Construction on the forward island structure for the first Queen Elizabeth Class aircraft carrier began today at BAE Systems’ facility in Portsmouth Naval Base. Employees and guests watched as Second Sea Lord and Commander in Chief Naval Home Command, Vice Admiral Charles Montgomery CBE ADC cut the first steel, formally marking the start of production on the island structure. Housing the bridge and navigation systems for the Queen Elizabeth Class aircraft carriers, the forward island is fundamental to the effective command and control of the vessel. The island also includes the vessel’s long range radar, providing wide area surveillance up to 400 kilometres.
Vice Admiral Montgomery said: “I am pleased to start official construction for HMS Queen Elizabeth’s forward island. The Queen Elizabeth Class will be joint assets for defence and, as such, will be a fundamental component of the UK’s joint capability over the coming decades.
“By routinely carrying a Joint Force Air Group they will deliver air power from the sea wherever and whenever required and in a stronger and more decisive form than ever before. They will undoubtedly prove a tremendous asset for promoting and protecting Britain’s national and global interests. Real progress is being made on this project and I look forward to seeing the next major block, Lower Block 03, arrive in Rosyth in August.”

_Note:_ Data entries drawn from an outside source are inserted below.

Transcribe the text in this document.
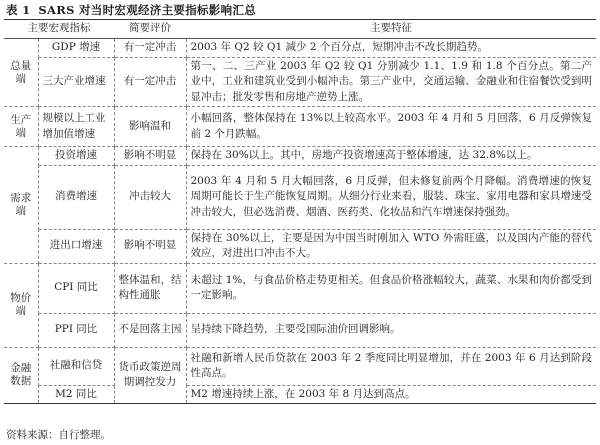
表 1 SARS 对当时宏观经济主要指标影响汇总
主要宏观指标		简要评价	主要特征
总量端	GDP 增速	有一定冲击	2003 年 Q2 较 Q1 减少 2 个百分点，短期冲击不改长期趋势。
	三大产业增速	有一定冲击	第一、二、三产业 2003 年 Q2 较 Q1 分别减少 1.1、1.9 和 1.8 个百分点。第二产业中，工业和建筑业受到小幅冲击。第三产业中，交通运输、金融业和住宿餐饮受到明显冲击；批发零售和房地产逆势上涨。
生产端	规模以上工业增加值增速	影响温和	小幅回落，整体保持在 13%以上较高水平。2003 年 4 月和 5 月回落，6 月反弹恢复前 2 个月跌幅。
需求端	投资增速	影响不明显	保持在 30%以上。其中，房地产投资增速高于整体增速，达 32.8%以上。
	消费增速	冲击较大	2003 年 4 月和 5 月大幅回落，6 月反弹，但未修复前两个月降幅。消费增速的恢复周期可能长于生产能恢复周期。从细分行业来看，服装、珠宝、家用电器和家具增速受冲击较大，但必选消费、烟酒、医药类、化妆品和汽车增速保持强劲。
	进出口增速	影响不明显	保持在 30%以上，主要是因为中国当时刚加入 WTO 外需旺盛，以及国内产能的替代效应，对进出口冲击不大。
物价端	CPI 同比	整体温和，结构性通胀	未超过 1%，与食品价格走势更相关。但食品价格涨幅较大，蔬菜、水果和肉价都受到一定影响。
	PPI 同比	不是回落主因	呈持续下降趋势，主要受国际油价回调影响。
金融数据	社融和信贷	货币政策逆周期调控发力	社融和新增人民币贷款在 2003 年 2 季度同比明显增加，并在 2003 年 6 月达到阶段性高点。
	M2 同比		M2 增速持续上涨，在 2003 年 8 月达到高点。
资料来源：自行整理。
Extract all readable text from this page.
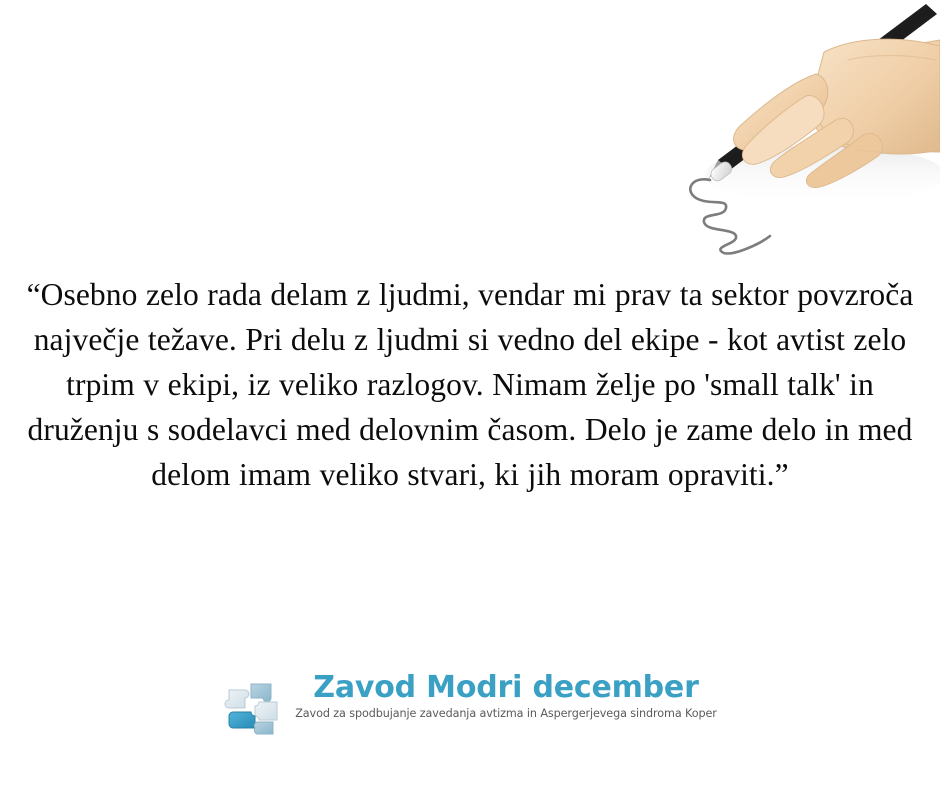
“Osebno zelo rada delam z ljudmi, vendar mi prav ta sektor povzroča največje težave. Pri delu z ljudmi si vedno del ekipe - kot avtist zelo trpim v ekipi, iz veliko razlogov. Nimam želje po 'small talk' in druženju s sodelavci med delovnim časom. Delo je zame delo in med delom imam veliko stvari, ki jih moram opraviti.”

Zavod Modri december
Zavod za spodbujanje zavedanja avtizma in Aspergerjevega sindroma Koper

Geoff Searle, Queen Elizabeth Class Programme Director for the Aircraft Carrier Alliance, said: “Today's steel cut demonstrates the huge amount of momentum behind the Queen Elizabeth Class programme. With all but one section of the ship now in production, we are seeing significant progress, with thousands of people across the country working to deliver the nation’s flagships to our armed forces.”
Designed with a twin island configuration, the Queen Elizabeth Class will benefit from its flying operations being separated from the running of the vessels, resulting in maximum flexibility and greater control of flight deck operations. BAE Systems will also undertake the build of the aft island, which will be responsible for all air operations and air traffic control, with production expected to start in the autumn.
This steel cut is the latest achievement in the programme and comes just two weeks after all of the rings of Lower Block 02, the forward hull section being built at Portsmouth, came together for the first time. Meanwhile, workers at the company’s Govan shipyard are gearing up for the departure of Lower Block 03 for transportation to Rosyth in August.
As a member of the Aircraft Carrier Alliance, BAE Systems is working in partnership with Babcock, Thales and the Ministry of Defence to deliver the biggest and most powerful surface warships ever constructed in the UK. The company provides overall leadership and programme management to the QE Class programme, as well as playing a central role in the design and build of the ships. BAE Systems is also responsible for the design, manufacture and integration of the complex mission systems for the aircraft carriers.
Each 65,000 tonne carrier will provide a four acre military operating base that can be deployed worldwide and will be versatile enough to be used for operations ranging from supporting war efforts to providing humanitarian aid and disaster relief. The QE Class will be the centre piece of Britain’s military capability and will operate at least 12 of the carrier variant Joint Strike Fighter jets, allowing for unparalleled interoperability with allied forces.